After, my post on what I do for work I thought it'd be good to describe the kinds of things that make software easy to work on and collaborative. Here's the list:

  1. Minimal Documentation. As a former technical writer this is sort of painful, but most programning environments (e.g. languages) have idioms and patterns that you can follow for how to organize code, run tests and build artifacts. it's ok if your project has exceptional requirements that require you to break the rules in some way, but the conventions should be obvious and the justification for rule-breaking should be plain. If you adhere to convention, you don't need as much documentation. It's paradoxical, because better documentation is supposed to facilitate accessibility, but too much documentation is sometimes an indication that things are weird and hard.
  2. Make it Easy To Run. I'd argue that the most difficult (and frustrating) part of writing software is getting it to run everywhere that you might want it to run. Writing software that runs, even does what you want on your own comptuer is relatively, easy: making it work on someone else's computer is hard. One of the big advantages of developing software that runs as web apps means that you (mostly) get to control (and limit) where the software runs. Making it possible to easily run a piece of software on any computer it might reasonably run (e.g. developer's computers, user's computers and/or production environments.) Your software itself, should be responsible for managing this environment, to the greatest extent possible. This isn't to say that you need to use containers or some such, but having packaging and install scripts that use well understood idioms and tools (e.g. requirements.txt, virtualenv, makefiles, etc.) is good.
  3. Clear Dependencies. Software is all built upon other pieces of software, and the versions of those libraries are important to record, capture, and recreate. Now it's generally a good idea to update dependencies regularly so you can take advantage of improvements from upstream providers, but unless you regularly test against multiple versions of your dependencies (you don't), and can control all of your developer and production environments totally (you can't), then you should provide a single, centralized way of describing your dependencies. Typically strategies involve: vendoring dependencies, using lockfiles (requirements.txt and similar) or build system integration tends to help organize this aspect of a project.
  4. Automated Tests. Software requires some kind of testing to ensure that it has the intended behavior, and tests that can run quickly and automatically without requiring users to exercise the software manually is absolutely essential. Tests should run quickly, and it should be possible to run a small group of tests very quickly to support iterative development on a specific area of the code. Indeed, most software development can and should be oriented toward the experience of writing tests and exercising new features with tests above pretty much everything else. The best test suites exercise the code at many levels, ranging from very small unit tests to ensure the correct behavior of the functions and methods, to higher level tests that test the functionality of higher-order functions and methods, and full integration tests that test the entire system.
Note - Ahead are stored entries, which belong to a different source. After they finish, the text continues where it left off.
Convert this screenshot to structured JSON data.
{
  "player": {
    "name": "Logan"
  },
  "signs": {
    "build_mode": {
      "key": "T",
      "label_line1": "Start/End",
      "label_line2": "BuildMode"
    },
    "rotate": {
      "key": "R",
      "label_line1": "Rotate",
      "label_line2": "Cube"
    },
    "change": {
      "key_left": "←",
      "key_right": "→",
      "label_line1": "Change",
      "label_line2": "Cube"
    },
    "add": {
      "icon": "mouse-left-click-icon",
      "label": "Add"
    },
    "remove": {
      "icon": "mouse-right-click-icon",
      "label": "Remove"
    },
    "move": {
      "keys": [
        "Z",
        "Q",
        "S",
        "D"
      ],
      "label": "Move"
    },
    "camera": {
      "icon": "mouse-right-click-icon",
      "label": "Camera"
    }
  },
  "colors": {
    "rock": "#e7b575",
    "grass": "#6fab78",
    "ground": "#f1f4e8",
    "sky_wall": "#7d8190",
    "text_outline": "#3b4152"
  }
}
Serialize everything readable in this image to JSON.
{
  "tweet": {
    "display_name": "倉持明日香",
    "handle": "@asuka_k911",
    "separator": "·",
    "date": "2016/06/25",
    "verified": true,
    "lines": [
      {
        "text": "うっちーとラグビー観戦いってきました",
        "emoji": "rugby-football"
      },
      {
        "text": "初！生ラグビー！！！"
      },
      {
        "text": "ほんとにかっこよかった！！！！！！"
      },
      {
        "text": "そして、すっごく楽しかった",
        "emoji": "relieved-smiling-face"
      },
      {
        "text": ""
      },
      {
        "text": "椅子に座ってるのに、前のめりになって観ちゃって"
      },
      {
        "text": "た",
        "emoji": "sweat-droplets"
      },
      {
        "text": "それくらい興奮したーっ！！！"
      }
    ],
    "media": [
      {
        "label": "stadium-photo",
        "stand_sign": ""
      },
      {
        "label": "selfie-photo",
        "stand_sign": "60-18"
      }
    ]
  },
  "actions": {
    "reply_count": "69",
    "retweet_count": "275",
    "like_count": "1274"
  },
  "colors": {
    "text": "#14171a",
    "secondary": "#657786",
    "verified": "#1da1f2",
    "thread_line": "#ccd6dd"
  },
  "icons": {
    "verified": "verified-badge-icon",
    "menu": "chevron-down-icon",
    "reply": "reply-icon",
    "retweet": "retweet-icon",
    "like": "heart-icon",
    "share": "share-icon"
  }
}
  5. Continuous Integration. Continuous integration system's are tools that support development and ensure that changes to a code pass a more extensive range of tests than are readily available to developers. CI systems are also useful for automating other aspects of a project (releases, performance testing, etc.) A well maintained CI environment provide the basis for commonality for larger projects with a larger number for projects larger groups of developers, and is all but required to ensure a well supported automated test system and well managed dependency.
  6. Files and Directories Make Sense. Code is just text in files, and software is just a lot of code. Different languages and frameworks have different expectations about how code is organized, but you should be able to have a basic understanding of the software and be able to browse the files, and be able to mostly understand what components are and how they relate to each other based on directory names, and should be able to (roughly) understand what's in a file and how the files relate to eachother based on their names. In this respect, shorter files, when possible are nice, are directory structures that have limited depth (wide and shallow,) though there are expections for some programming language.
  7. Isolate Components and Provide Internal APIs. Often when we talk about APIs we talk about the interface that users access our software, but larger systems have the same need for abstractions and interfaces internally that we expose for (programmatic) users. These APIs have different forms from public ones (sometimes,) but in general:
    • Safe APIs. The APIs should be easy to use and difficult to use incorrectly. This isn't just "make your API thread safe if your users are multithreaded," but also, reduce the possibility for unintended side effects, and avoid calling conventions that are easy to mistake: effects of ordering, positional arguments, larger numbers of arguments, and complicated state management.
    • Good API Ergonomics. The ergonomics of an API is somewhat ethereal, but it's clear when an API has good ergonomics: writing code that uses the API feels "native," it's easy to look at calling code and understand what's going on, and errors that make sense and are easy to handle. It's not simply enough for an API to be safe to use, but it should be straightforward and clear.